Ce qui devait arriver arriva. À force de tremper ses gros doigts dans le pot de confiture, la Ville de Lausanne a fini par se faire prendre en flag'. Grâce aux lampes torches de nos confrères de la RTS, lumière a été faite sur une pratique ahurissante, venant de la part d'un gouvernement à majorité rose-verte.
D'une main (moite et collante), le chef-lieu vaudois, à l'instar de plusieurs autres collectivités publiques, a emprunté 40 millions de francs à la FIFA l'an dernier. De l'autre, il a refusé au petit peuple l'installation d'une fan-zone lors de la Coupe du monde au Qatar. La raison alors invoquée? La Municipalité «est attachée au respect des droits humains, y compris dans le sport». Vous voyez l'ampleur de la fumisterie?
Ce double discours a fait sauter des plombages au sein de l'organe délibérant de la quatrième ville suisse, ce mardi soir. Fait suffisamment rare pour être relevé: toutes les formations politiques ont soutenu une même interpellation urgente, en l'occurrence déposée par la vert'libérale Virginie Cavalli.
Diaboliser puis profiter
Cette conseillère communale bien inspirée a d'abord souligné que l'Exécutif a tiré profit des prêts avantageux de la FIFA, «en faisant fi de toute considération éthique». La Lausannoise a ensuite enfoncé le clou: «On ne peut pas diaboliser d'un côté une institution et ensuite profiter des conditions de prêt alléchantes qu'elle offre.»
Des baffes, enrobées de bon sens, envoyées avec suffisamment d'élan pour faire trembler la municipale socialiste Florence Germond?

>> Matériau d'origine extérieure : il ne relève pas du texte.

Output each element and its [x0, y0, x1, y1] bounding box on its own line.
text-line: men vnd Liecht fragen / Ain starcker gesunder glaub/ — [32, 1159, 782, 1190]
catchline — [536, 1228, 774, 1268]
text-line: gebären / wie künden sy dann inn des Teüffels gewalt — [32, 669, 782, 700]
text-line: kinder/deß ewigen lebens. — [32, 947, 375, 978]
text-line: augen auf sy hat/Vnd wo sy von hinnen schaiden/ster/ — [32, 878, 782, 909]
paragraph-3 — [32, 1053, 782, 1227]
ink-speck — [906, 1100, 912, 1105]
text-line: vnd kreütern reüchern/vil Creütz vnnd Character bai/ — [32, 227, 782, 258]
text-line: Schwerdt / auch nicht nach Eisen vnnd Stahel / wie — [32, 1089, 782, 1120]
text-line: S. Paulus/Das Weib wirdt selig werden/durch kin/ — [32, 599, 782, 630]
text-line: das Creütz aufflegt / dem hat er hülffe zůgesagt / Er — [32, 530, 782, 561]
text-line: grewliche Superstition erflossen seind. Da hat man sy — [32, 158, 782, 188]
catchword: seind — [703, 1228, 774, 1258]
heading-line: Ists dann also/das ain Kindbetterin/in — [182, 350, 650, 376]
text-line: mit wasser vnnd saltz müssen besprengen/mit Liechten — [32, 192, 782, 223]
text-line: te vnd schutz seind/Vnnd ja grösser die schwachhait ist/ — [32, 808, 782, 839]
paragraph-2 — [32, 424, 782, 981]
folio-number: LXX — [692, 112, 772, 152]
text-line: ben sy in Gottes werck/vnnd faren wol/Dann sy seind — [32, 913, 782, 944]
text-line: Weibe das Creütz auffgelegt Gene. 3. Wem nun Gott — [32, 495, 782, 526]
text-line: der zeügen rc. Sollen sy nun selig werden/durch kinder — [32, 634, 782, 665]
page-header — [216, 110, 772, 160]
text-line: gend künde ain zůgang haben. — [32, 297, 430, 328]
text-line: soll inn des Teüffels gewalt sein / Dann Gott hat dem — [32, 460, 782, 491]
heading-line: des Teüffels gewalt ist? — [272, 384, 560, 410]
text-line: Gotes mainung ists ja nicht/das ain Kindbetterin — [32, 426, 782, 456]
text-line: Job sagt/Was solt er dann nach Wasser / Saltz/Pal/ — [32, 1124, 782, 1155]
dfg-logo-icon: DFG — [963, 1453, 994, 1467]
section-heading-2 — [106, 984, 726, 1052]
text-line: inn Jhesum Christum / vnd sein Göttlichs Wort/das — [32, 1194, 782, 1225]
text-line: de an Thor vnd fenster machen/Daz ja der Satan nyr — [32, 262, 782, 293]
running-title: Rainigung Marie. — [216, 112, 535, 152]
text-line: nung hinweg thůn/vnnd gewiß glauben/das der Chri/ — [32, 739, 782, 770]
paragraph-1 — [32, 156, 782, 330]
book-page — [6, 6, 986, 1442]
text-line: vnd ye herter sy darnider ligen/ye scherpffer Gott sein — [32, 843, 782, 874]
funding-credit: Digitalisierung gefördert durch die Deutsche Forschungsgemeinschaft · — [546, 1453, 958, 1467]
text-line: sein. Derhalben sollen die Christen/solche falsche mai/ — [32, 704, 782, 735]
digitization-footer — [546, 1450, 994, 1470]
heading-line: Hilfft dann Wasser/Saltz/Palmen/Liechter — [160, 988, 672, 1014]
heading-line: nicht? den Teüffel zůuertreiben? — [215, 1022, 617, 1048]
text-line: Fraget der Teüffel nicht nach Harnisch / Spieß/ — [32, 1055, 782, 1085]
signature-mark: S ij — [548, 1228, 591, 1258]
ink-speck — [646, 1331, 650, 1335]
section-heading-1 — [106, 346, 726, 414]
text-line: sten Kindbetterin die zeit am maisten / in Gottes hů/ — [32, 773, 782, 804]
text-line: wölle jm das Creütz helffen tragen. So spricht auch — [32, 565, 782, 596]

Jugez plutôt l'attitude de la responsable de la caisse communale et donc de ces emprunts à la FIFA! Face aux critiques, l'édile du parti à la rose a commencé par dévoiler la liste des entités auprès desquelles la Ville emprunte à court terme pour ses besoins en liquidités.
Avant de jeter un nuage de poudre de perlimpinpin, qui fera se tordre de rire les plus cyniques. «Chacun jugera si ces entités sont problématiques ou pas, mais dans le système financier actuel, nous sommes démunis pour changer les règles du jeu», a-t-elle osé lancer, selon «24 heures». En clair: circulez, il n'y a rien à voir!
Lausanne doit assumer ses torts
Ainsi, pour Florence Germond, si son collège a un double discours, c'est la faute du capitalisme. Si la majorité rose-verte agite son doigt professoral tout en se cachant comme le plus sournois des cancres, c'est la faute de la finance. Si la Municipalité de gauche écope sur ce coup du carton rouge de l'incohérence, c'est la faute de l'ordre établi.
Avec une défense pareille, on comprend mieux pourquoi l'élue a refusé de venir s'expliquer sur le plateau du «19h30». Lorsque l'on joue à l'extérieur, le public tolère moins facilement les dégagements malhonnêtes. Enchaîner les feintes dans ces conditions est aussi plus dangereux… Si l'on persévère trop longtemps dans sa fuite en avant, on risque de se tordre la cheville face à cette question fondamentale: à quoi bon voter pour la gauche si celle-ci est pieds et poings liés, comme le suggère Florence Germond, l'une de ses figures de proue romandes?
La morale de l'histoire, comme l'écrit avec délice sur Twitter un certain Blaise Petitpierre? Arrêter... de faire la morale. D'autant plus quand on se trouve à l'origine dans une situation bancale. Nul n'ignore les liens entre la capitale olympique et le CIO. Ou avec le Qatar, qui apprécie investir au bord du Léman sans que cela fasse frétiller un sourcil. Sans oublier Ineos, géant de la pétrochimie, qui a fait du club de foot local l'une de ses vitrines.
Fermer les yeux sur ces faits et en même temps se draper dans une posture de donneuse de leçons sur des choses aussi anecdotiques qu'une fan-zone revient à s'acheter une conscience politique à bon prix. Comme cette majorité de gauche à la tête de la Ville de Lausanne, qui ferait mieux d'assumer ses actes et d'arrêter de faire porter le poids de sa confusion morale à sa population. Ou, alors, de véritablement faire le ménage là où elle le peut. Malgré le capitalisme, malgré la finance et malgré l'ordre établi.